Depois do registro inusitado de um pinguim-de-Magalhães nadando nas águas da Laguna de Araruama, em Cabo Frio, nesta quarta-feira (16), o que parecia apenas uma cena curiosa ganhou contornos de alerta ambiental. A presença do animal em um ambiente hipersalino acendeu o sinal vermelho para os riscos enfrentados por pinguins que chegam debilitados à costa da Região dos Lagos durante a temporada de migração.
O biólogo Eduardo Pimenta explica que, apesar de ser comum encontrar esses animais no litoral sudeste entre junho e setembro — período em que migram da Patagônia em busca de alimento e águas mais amenas —, a entrada deles na laguna representa uma ameaça à sua sobrevivência.
“A Laguna de Araruama tem uma ligação permanente com o mar, por meio da Boca da Barra no Canal do Itajurú, o que permite a entrada de animais durante marés enchentes. Mas ali dentro o ambiente é extremamente salgado e repleto de armadilhas, como redes de espera e currais de camarão. Isso torna a laguna um risco ainda maior para um pinguim já fragilizado”, alerta.
Nos últimos dias, as aparições se intensificaram. Somente entre 12 e 14 de julho, cerca de 30 pinguins foram encontrados ao longo da faixa litorânea da região, segundo o Instituto BW, que realiza o recolhimento e reabilitação dos animais. A maioria estava em estado crítico. Quatro deles foram encontrados mortos na Praia do Dentinho, em Araruama, e outro precisou ser resgatado pela Guarda Municipal de Cabo Frio na Praia do Forte, em meio aos banhistas.

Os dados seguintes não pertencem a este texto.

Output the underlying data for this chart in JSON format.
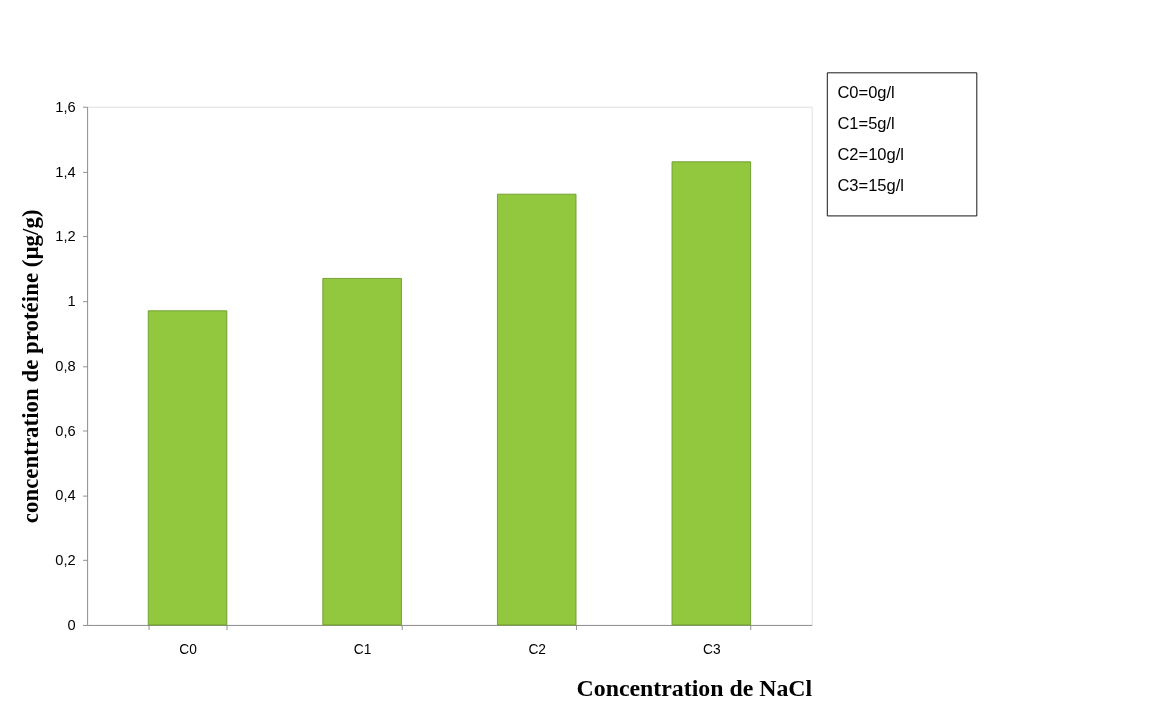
{
  "chart_data": {
    "type": "bar",
    "xlabel": "Concentration de NaCl",
    "ylabel": "concentration de protéine (µg/g)",
    "categories": [
      "C0",
      "C1",
      "C2",
      "C3"
    ],
    "values": [
      0.97,
      1.07,
      1.33,
      1.43
    ],
    "color": "#92c83e",
    "ylim": [
      0,
      1.6
    ],
    "yticks": [
      {
        "value": 0,
        "label": "0"
      },
      {
        "value": 0.2,
        "label": "0,2"
      },
      {
        "value": 0.4,
        "label": "0,4"
      },
      {
        "value": 0.6,
        "label": "0,6"
      },
      {
        "value": 0.8,
        "label": "0,8"
      },
      {
        "value": 1,
        "label": "1"
      },
      {
        "value": 1.2,
        "label": "1,2"
      },
      {
        "value": 1.4,
        "label": "1,4"
      },
      {
        "value": 1.6,
        "label": "1,6"
      }
    ],
    "annotations": [
      "C0=0g/l",
      "C1=5g/l",
      "C2=10g/l",
      "C3=15g/l"
    ],
    "grid": false
  }
}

Segundo Pimenta, o inverno rigoroso deste ano e a sucessão de frentes frias têm contribuído para o aumento no número de casos. “Estamos vendo uma frequência maior de encalhes do que no ano passado. Muitos desses animais se perdem do grupo, ficam doentes ou com hipotermia, e acabam chegando exaustos às nossas praias.”
A orientação para quem encontrar um pinguim fora do seu habitat natural é clara: não tocar no animal e acionar imediatamente o Programa de Monitoramento de Praias (PMP), vinculado ao Projeto Albatroz. O serviço realiza o resgate, avaliação veterinária e reabilitação sempre que possível.
Há casos de sucesso. Em 2023, oito pinguins reabilitados na região receberam chips de monitoramento via satélite e conseguiram retornar à Patagônia. “Isso mostra que, com atendimento rápido e adequado, eles têm condições de se recuperar e voltar para o seu habitat”, destaca o biólogo.
O que fazer ao encontrar um pinguim?
Especialistas reforçam que, embora esses encontros possam parecer encantadores, é essencial seguir algumas orientações para garantir a segurança dos animais e das pessoas:
- Não tente tocar, pegar ou molhar o pinguim. Mesmo debilitado, ele pode reagir ou sofrer ainda mais estresse.
- Afaste curiosos e mantenha a área isolada. O acúmulo de pessoas pode assustar ou machucar o animal.
- Não ofereça comida ou bebida. O organismo do pinguim pode não estar apto a digerir o que for oferecido.
- Alerte imediatamente os órgãos ambientais ou instituições como o Instituto BW ou o PMP do Projeto Albatroz.
- Se possível, ofereça sombra sem contato direto. Uma caixa de papelão com ventilação pode proteger do sol até a chegada do resgate.
A temporada de migração segue até setembro. Casos como o registrado na Laguna de Araruama reforçam a importância do monitoramento, da conscientização e do cuidado com a fauna marinha que visita a costa brasileira todos os anos.